While the company is still investigating the incident and working to bring the affected systems back online, it says cybercriminals could also take advantage and exploit this incident for their own purposes.
“If you receive a message from someone you do not recognize, do not reply. Please log in to your control panel and create a ticket, including the details of the message you received”, Rackspace said.
“We understand that such contact could be alarming, but we currently have no evidence to suggest that you are at increased risk due to this direct contact.”
Rackspace added that customers could easily spot scammers trying to steal their sensitive information because:
- Rackspace emails will be sent from @rackspace.com emails (although attackers can still use a spoofed email address and redirect their targets to a phishing landing page)

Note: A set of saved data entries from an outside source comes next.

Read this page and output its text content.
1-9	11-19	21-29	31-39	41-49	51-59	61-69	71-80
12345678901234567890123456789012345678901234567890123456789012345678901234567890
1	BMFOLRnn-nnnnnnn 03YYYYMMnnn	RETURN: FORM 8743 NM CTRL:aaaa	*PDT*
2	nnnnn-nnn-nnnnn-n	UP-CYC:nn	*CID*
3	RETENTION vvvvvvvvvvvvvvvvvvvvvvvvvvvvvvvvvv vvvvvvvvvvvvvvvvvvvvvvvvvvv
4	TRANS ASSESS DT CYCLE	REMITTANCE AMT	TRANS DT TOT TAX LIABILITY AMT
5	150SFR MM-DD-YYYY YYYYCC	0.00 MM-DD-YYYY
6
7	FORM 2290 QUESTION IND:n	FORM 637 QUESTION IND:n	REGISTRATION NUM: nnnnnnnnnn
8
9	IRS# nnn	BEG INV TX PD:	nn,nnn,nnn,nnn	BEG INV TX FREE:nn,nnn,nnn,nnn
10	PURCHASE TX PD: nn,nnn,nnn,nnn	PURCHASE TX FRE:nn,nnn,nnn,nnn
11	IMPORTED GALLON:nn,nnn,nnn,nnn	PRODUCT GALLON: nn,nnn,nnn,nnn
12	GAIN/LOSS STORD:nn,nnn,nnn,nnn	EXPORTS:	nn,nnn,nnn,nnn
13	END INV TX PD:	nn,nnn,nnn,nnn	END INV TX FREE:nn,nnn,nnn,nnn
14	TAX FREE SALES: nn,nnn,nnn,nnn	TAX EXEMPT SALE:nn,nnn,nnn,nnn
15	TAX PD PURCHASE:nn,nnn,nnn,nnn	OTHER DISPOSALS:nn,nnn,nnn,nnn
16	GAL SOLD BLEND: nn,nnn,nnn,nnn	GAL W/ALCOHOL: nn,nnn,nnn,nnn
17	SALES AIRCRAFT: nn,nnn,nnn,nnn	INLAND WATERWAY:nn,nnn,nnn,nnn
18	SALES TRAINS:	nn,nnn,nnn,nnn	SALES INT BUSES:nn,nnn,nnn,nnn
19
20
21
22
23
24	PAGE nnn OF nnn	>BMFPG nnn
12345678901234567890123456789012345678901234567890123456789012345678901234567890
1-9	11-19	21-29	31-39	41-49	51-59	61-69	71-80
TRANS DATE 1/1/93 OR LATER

- Rackspace support will not ask for login credentials or personal information (e.g. social security number, driver’s license) during phone calls
Although the company has yet to reveal whether it has evidence that attackers stole data from its systems during the breach, customers have been urged to remain vigilant and monitor their credit reports and credit statements. bank account to detect any suspicious activity.
Those affected by the Rackspace ransomware attack and outage should not open suspicious attachments or click on suspicious links.
No details on the identity of the attackers and their activity during the breach
Rackspace did not provide details on the identity of the attackers and what data they might be accessing or exfiltrating during the incident (if any) since it confirmed the ransomware attack behind the ongoing Hosted outage. Exchange.
However, he said the investigation, led by his internal security team with the help of a cyber defense firm, was in its early stages with no information on “what data, if any, was affected”.
The cloud service provider added that it will notify customers if it finds evidence that threat actors have gained access to their sensitive information.
The company also disclosed in A press release and an 8-K report filed with the U.S. Securities and Exchange Commission on Tuesday that it expects lost revenue for its Hosted Exchange business which generates approximately $30 million in annual revenue due to the impact of the attack ransomware.
“In addition, Rackspace Technology may incur additional costs associated with its incident response,” Rackspace added.
Rackspace also faces various class action court case for failing to disclose that the Hosted Exchange “security incident” was a ransomware attack, for its failure to protect customer data, and for the impact mail service failure had on their businesses.
Since Friday evening December 2, Rackspace has provided affected customers with Microsoft Exchange Plan 1 licenses and detailed information (in the incident report) while migrating to Microsoft 365 until the outage is resolved.
It also provides a forwarding option that automatically routes all emails sent to a Hosted Exchange user to an external email address as a temporary solution during Microsoft 365 migration.